September 11, 2011

MOVIES: The Future (Miranda July, 2011)

And speaking of polarizing: Miranda July's first film, Me and You and Everyone We Know, was sharply divisive; some adored its quirky look at unusual emotional relationships, and some thought it was too precious and twee for its own good. I don't think The Future is going to change many minds either way.

The movie stars July and Hamish Linklater as Sophie and Jason, who've been living together for four years. They've recently rescued a sick homeless cat, and have decided to adopt it, but they have to leave Paw Paw at the shelter for a month while it recovers from its most serious illness.
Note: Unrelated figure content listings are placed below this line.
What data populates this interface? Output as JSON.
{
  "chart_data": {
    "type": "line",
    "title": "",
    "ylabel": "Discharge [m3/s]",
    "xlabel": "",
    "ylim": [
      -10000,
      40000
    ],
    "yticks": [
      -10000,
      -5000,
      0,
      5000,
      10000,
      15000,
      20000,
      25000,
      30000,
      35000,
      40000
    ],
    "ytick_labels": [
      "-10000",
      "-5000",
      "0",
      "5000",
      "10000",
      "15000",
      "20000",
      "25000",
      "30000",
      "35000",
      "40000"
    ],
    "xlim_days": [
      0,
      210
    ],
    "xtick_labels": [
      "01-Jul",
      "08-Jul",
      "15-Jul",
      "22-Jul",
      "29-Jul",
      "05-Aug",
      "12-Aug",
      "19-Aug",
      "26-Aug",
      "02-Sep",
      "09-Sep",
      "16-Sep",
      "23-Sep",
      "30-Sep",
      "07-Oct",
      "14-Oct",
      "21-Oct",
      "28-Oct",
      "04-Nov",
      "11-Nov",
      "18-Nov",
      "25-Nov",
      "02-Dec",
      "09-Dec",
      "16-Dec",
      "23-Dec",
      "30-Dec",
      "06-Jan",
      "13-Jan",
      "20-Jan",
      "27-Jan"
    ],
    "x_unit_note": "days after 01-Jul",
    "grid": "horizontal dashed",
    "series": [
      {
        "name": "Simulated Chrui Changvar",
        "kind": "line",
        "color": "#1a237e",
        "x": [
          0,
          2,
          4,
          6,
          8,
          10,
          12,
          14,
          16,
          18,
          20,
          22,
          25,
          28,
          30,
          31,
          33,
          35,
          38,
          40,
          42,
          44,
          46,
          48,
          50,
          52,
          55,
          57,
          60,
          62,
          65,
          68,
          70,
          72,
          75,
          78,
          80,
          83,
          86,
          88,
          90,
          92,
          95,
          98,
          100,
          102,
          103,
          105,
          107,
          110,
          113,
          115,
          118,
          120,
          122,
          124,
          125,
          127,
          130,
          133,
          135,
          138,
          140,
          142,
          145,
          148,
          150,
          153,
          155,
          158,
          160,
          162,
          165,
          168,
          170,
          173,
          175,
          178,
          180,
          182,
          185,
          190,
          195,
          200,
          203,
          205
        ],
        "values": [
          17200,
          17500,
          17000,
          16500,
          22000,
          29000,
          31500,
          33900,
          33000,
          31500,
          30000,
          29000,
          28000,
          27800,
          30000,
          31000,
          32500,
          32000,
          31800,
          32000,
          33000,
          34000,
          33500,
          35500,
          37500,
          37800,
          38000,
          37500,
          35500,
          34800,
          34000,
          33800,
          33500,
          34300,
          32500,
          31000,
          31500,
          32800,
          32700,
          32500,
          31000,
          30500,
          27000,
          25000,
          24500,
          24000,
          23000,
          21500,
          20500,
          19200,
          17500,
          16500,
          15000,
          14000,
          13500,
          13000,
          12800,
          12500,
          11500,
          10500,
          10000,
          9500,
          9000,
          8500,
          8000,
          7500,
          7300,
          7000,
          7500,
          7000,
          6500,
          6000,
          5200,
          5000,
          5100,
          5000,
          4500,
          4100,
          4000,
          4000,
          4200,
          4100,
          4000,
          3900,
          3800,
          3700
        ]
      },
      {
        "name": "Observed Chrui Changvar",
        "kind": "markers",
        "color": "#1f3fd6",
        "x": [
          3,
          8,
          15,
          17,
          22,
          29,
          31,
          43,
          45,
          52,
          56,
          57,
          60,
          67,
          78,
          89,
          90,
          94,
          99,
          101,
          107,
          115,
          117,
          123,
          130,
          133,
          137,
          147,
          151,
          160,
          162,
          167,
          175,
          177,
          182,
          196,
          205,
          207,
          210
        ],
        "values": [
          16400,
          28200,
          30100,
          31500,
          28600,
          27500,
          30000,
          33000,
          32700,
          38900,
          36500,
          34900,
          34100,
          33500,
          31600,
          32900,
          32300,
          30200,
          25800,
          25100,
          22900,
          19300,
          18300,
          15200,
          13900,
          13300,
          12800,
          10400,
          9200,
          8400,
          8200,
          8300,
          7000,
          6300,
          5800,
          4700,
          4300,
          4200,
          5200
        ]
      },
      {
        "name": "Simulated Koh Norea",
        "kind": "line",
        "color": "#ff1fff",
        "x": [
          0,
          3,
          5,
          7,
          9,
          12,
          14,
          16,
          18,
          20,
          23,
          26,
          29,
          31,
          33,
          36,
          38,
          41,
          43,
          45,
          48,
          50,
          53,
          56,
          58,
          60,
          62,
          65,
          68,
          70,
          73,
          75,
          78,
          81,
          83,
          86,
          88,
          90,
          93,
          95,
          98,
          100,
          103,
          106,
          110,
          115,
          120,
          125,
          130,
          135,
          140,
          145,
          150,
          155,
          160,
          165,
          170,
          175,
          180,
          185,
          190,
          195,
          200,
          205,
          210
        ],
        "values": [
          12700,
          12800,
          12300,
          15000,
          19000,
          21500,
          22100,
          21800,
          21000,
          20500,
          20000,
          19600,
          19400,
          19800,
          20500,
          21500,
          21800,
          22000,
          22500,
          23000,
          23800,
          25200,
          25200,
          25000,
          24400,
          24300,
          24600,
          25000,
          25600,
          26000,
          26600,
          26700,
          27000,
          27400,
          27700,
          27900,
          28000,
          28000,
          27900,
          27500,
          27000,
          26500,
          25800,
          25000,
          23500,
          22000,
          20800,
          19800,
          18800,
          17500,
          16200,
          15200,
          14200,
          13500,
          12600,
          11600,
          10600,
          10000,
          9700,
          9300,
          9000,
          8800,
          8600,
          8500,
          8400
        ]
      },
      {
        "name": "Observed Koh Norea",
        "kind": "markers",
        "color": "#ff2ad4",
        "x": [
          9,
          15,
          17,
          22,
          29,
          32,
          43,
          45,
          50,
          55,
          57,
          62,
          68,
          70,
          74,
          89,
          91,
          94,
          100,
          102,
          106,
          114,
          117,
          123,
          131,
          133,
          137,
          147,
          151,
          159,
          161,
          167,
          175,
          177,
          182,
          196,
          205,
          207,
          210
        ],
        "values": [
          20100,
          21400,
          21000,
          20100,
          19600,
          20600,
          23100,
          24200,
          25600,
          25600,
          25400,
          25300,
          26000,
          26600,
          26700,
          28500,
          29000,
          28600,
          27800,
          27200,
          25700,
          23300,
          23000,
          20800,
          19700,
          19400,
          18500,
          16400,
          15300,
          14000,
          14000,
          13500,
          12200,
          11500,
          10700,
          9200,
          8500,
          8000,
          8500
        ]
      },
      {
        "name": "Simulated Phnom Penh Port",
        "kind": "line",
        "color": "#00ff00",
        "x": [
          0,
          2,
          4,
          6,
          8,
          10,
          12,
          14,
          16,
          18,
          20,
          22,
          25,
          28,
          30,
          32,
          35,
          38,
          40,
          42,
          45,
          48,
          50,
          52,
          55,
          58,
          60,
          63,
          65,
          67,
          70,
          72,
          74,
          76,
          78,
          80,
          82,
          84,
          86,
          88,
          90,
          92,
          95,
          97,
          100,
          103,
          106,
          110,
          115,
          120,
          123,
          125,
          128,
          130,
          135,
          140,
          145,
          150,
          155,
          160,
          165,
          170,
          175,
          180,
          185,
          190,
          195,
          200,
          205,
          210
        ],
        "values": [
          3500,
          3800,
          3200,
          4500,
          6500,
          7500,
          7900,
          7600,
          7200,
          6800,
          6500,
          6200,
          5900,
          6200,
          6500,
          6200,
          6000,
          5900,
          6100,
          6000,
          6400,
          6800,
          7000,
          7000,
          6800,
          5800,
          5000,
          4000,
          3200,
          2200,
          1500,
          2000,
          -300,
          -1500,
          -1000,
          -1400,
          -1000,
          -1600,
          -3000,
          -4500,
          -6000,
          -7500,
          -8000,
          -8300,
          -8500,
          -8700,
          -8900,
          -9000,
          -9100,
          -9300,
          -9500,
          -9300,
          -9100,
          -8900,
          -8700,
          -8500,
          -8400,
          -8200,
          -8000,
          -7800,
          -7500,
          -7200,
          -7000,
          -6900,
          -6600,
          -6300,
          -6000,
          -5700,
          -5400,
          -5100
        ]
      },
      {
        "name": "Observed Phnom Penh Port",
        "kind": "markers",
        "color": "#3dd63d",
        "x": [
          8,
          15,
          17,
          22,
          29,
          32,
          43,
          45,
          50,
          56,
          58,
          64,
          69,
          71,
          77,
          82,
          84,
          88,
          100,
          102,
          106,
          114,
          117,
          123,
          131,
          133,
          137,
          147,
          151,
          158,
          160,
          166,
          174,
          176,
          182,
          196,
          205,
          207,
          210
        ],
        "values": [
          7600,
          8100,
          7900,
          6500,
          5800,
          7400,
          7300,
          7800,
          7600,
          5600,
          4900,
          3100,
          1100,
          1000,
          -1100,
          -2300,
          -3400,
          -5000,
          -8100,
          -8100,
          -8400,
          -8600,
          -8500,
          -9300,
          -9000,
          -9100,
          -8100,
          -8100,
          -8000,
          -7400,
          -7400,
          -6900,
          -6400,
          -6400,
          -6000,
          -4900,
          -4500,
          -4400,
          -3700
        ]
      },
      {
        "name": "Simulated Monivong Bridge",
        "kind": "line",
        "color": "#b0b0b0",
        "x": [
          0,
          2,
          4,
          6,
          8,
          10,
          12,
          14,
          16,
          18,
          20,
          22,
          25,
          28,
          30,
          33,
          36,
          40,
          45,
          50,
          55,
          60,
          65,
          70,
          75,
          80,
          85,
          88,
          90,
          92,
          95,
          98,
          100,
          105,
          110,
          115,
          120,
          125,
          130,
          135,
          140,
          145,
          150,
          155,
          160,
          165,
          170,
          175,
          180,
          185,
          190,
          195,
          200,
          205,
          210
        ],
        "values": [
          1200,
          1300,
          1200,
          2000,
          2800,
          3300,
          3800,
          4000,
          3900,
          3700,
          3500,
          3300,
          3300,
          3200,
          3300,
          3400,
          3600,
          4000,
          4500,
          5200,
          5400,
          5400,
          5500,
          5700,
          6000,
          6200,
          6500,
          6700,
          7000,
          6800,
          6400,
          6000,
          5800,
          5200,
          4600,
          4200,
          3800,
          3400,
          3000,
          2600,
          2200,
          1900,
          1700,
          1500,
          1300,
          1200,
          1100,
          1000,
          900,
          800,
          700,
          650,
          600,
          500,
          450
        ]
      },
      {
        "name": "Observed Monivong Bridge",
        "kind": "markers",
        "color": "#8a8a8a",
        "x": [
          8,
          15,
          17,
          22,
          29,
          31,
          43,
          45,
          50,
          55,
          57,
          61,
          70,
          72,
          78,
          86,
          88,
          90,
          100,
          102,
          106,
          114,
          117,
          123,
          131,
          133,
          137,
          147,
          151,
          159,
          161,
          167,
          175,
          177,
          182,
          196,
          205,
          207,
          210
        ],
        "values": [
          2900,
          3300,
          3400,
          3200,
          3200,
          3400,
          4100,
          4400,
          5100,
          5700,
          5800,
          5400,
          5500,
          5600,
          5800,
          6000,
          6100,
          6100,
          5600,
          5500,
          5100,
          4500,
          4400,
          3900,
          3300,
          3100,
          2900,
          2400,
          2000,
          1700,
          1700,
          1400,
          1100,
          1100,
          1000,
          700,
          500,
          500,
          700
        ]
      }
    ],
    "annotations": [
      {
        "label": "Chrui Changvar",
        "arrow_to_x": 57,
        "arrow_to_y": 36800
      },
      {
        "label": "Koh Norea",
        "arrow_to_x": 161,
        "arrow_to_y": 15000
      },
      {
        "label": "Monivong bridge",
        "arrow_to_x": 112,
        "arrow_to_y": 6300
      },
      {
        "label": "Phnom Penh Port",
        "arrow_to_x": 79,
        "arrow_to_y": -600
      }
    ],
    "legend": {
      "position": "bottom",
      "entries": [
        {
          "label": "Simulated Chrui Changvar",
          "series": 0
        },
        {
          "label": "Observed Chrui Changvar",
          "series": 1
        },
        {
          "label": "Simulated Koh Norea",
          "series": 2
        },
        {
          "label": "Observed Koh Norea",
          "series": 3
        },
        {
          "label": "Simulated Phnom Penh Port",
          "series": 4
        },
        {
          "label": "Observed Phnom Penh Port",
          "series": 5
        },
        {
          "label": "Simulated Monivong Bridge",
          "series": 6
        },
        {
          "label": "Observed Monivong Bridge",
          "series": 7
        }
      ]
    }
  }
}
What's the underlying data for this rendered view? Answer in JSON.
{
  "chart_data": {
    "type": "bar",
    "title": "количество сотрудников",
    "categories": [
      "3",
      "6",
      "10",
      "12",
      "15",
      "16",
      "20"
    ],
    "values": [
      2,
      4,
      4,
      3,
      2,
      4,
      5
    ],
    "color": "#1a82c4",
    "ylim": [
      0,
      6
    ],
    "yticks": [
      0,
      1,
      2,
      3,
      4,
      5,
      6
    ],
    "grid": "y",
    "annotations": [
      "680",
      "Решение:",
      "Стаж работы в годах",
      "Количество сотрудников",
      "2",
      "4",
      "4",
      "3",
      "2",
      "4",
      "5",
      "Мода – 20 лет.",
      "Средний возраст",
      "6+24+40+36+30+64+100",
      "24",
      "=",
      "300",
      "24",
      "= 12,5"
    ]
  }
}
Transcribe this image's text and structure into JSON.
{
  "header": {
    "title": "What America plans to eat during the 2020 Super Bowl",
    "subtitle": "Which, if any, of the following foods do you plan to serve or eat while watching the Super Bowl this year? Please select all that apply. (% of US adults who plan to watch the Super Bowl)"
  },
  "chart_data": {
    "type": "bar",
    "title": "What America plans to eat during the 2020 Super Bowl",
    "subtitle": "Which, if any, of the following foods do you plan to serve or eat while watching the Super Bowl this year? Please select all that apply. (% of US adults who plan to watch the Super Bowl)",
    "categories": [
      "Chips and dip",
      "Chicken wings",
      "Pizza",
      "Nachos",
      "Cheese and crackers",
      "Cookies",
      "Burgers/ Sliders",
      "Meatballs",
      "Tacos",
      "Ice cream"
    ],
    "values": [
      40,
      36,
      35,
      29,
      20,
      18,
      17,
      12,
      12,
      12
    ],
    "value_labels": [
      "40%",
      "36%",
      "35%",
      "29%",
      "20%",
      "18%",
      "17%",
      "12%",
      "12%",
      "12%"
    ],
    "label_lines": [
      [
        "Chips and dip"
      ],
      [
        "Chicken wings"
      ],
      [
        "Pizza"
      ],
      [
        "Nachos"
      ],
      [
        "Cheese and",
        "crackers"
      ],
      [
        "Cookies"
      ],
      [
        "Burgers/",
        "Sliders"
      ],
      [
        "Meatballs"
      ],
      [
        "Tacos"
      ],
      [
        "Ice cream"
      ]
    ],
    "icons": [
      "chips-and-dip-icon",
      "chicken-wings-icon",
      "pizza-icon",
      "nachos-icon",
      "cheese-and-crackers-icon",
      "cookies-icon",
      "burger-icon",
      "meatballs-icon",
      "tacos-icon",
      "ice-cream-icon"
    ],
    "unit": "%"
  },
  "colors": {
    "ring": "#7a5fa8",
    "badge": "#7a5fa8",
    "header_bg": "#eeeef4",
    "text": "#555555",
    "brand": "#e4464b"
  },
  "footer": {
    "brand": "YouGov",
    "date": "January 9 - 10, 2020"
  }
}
Neither Sophie nor Jason has ever made a serious commitment to anything -- their relationship is so passionless that we're more than halfway into the movie before they're finally defined as something other than brother and sister -- and the realization that they're a month away from the first real responsibility of their lives is an emotional shock, and The Future follows them through what they see as their last 30 days of freedom.

It's a sign of their refusal to commit, even to one another, that their panic doesn't bring them together. Each flies off in their own direction, quitting their job and diving into new projects that they think will be more emotionally fulfilling (and neither of them doing very well at their new task).

One of the more divisive elements in the movie will surely be the occasional bits of voice-over narration from Paw Paw (voice provided by July), who provides philosophical perspective on the life of a street cat who's finally on the verge of finding a home. And while those scenes are terribly twee, there are enough lovely moments in the movie to make up for it. July's dialogue isn't naturalistic, exactly, but she's got a great gift for finding actors who can deliver it as if it were, and there are striking images throughout -- a small girl digging a deep hole in the lawn for no apparent reason, or Jason standing on the beach trying to undo something he's done without knowing how he did it in the first place.

July and Linklater are a charming couple, with their matching unruly mops of hair and their identical emotional states, which are so relaxed and casual as to border on the comatose. The Future is going to drive a lot of people up the wall, but I think it's worth seeing; certainly fans of Me and You won't want to miss it.